Le lycée Notre-Dame du Nil, surplombant le lac et la source supposée du fleuve éponyme, est perché en haut d’une crête rocheuse à quelque 2500 m d’altitude. «Si près du Ciel», comme aime le rappeler la mère supérieure. Cet internat catholique pour jeunes filles forme la nouvelle élite féminine du Rwanda. On y place la fière progéniture des diplomates, des notables et des militaires influents. Beaucoup sont d’origines Hutues, quelques-unes Tutsie, mais peu : déjà dans les années 1970, il y a un quota à respecter et 90% des élèves doivent appartenir au « peuple majoritaire ».
Avec une écriture imagée, à la fois poétique et caustique, Mukasonga reproduit dans le huis clos de son lycée les tensions d’un pays en souffrance. La narration omnisciente aborde tour à tour ces jeunes filles rangées, et forme comme une anthologie de leurs mémoires. Notre-Dame du Nil raconte les broutilles qui font les drames quotidiens des adolescentes : les rivalités de filles, le choix de la meilleure crème «blanchissante», une fugue, un tour sur la moto d’un garçon, faut-il ou non se laisser caresser les seins ?
Enferrées dans une rigueur et une ferveur imposées (ne doivent-elles pas devenir «non seulement de bonnes épouses, de bonnes mères, mais aussi de bonnes citoyennes et de bonnes chrétiennes, l’un n’allant pas sans l’autre» ?), les jeunes Rwandaises n’hésitent pas à rendre quelques visites secrètes à la sorcière ou à l’empoisonneur. Dans un monde où la tradition et le paganisme sont violemment rejetés devant les voisins, le grenier de Nyamirongi, dont on dit qu’elle commande à la pluie, reste bien rempli.
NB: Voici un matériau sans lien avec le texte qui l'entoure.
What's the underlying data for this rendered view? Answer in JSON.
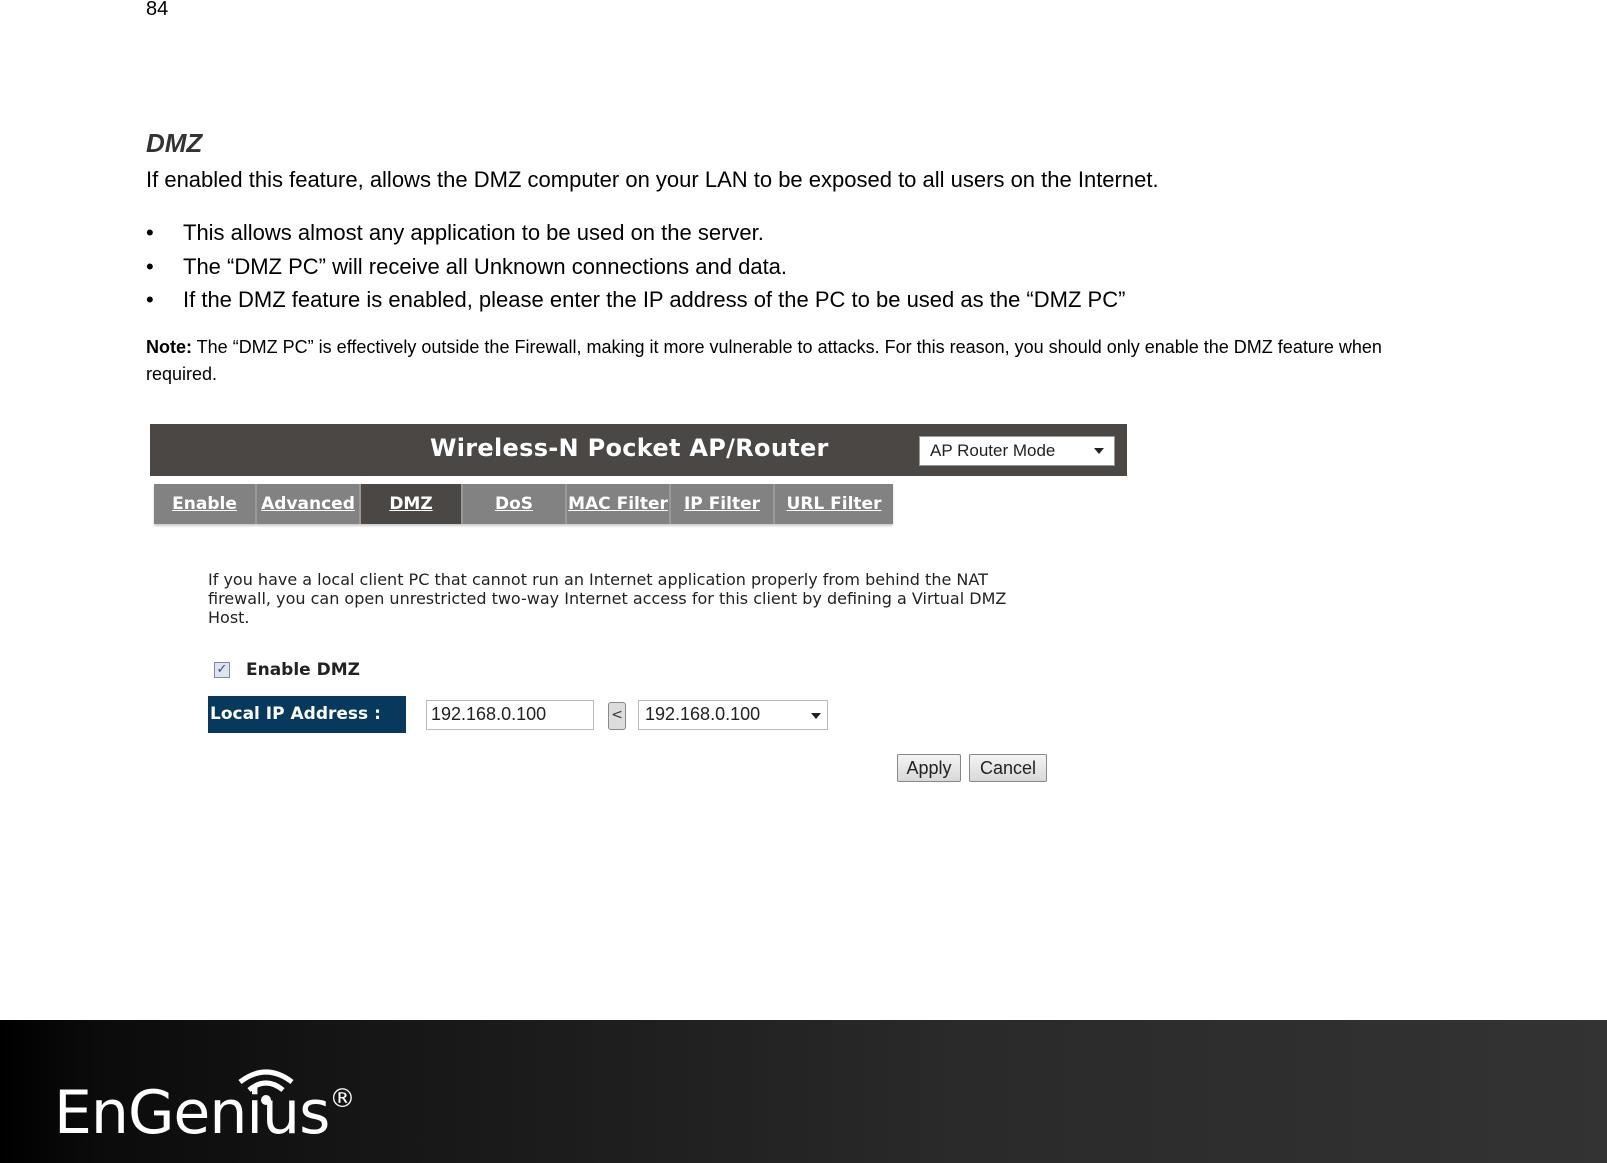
{
  "page_number": "84",
  "section": {
    "title": "DMZ",
    "intro": "If enabled this feature, allows the DMZ computer on your LAN to be exposed to all users on the Internet.",
    "bullets": [
      "This allows almost any application to be used on the server.",
      "The “DMZ PC” will receive all Unknown connections and data.",
      "If the DMZ feature is enabled, please enter the IP address of the PC to be used as the “DMZ PC”"
    ],
    "note_label": "Note:",
    "note_text": " The “DMZ PC” is effectively outside the Firewall, making it more vulnerable to attacks. For this reason, you should only enable the DMZ feature when required."
  },
  "router_ui": {
    "title": "Wireless-N Pocket AP/Router",
    "mode_select": {
      "selected": "AP Router Mode"
    },
    "tabs": [
      {
        "label": "Enable",
        "active": false
      },
      {
        "label": "Advanced",
        "active": false
      },
      {
        "label": "DMZ",
        "active": true
      },
      {
        "label": "DoS",
        "active": false
      },
      {
        "label": "MAC Filter",
        "active": false
      },
      {
        "label": "IP Filter",
        "active": false
      },
      {
        "label": "URL Filter",
        "active": false
      }
    ],
    "description": "If you have a local client PC that cannot run an Internet application properly from behind the NAT firewall, you can open unrestricted two-way Internet access for this client by defining a Virtual DMZ Host.",
    "enable_dmz": {
      "label": "Enable DMZ",
      "checked": true,
      "check_glyph": "✓"
    },
    "local_ip": {
      "label": "Local IP Address :",
      "input_value": "192.168.0.100",
      "copy_button": "<",
      "select_value": "192.168.0.100"
    },
    "buttons": {
      "apply": "Apply",
      "cancel": "Cancel"
    }
  },
  "footer": {
    "brand": "EnGenius",
    "registered": "®",
    "colors": {
      "left": "#000000",
      "right": "#333333"
    }
  }
}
Le lycée est strict, mais ce sont les élèves qui font la loi, soutenues par leurs puissants parents. Lorsqu’une lycéenne introduit au sein de l’établissement son fiancé très haut placé, lorsqu’elle tombe enceinte, lorsqu’une autre, petite leader tyrannique, décide d’organiser un regroupement des jeunes militants qui fini en chasse aux Tutsis, les professeurs sont impuissants. Impuissante la mère supérieure, impuissante même Notre-Dame du Nil, la vierge rwandaise à la statue mutilée pour son nez trop tutsi. L’autorité de Dieu comme celle des hommes de bonne volonté ne peut rien contre le déchaînement de la violence … Nul n’est épargné, pas même la future et si belle élite féminine perchée dans sa tour d’ivoire, dans le haut lycée Notre-Dame du Nil.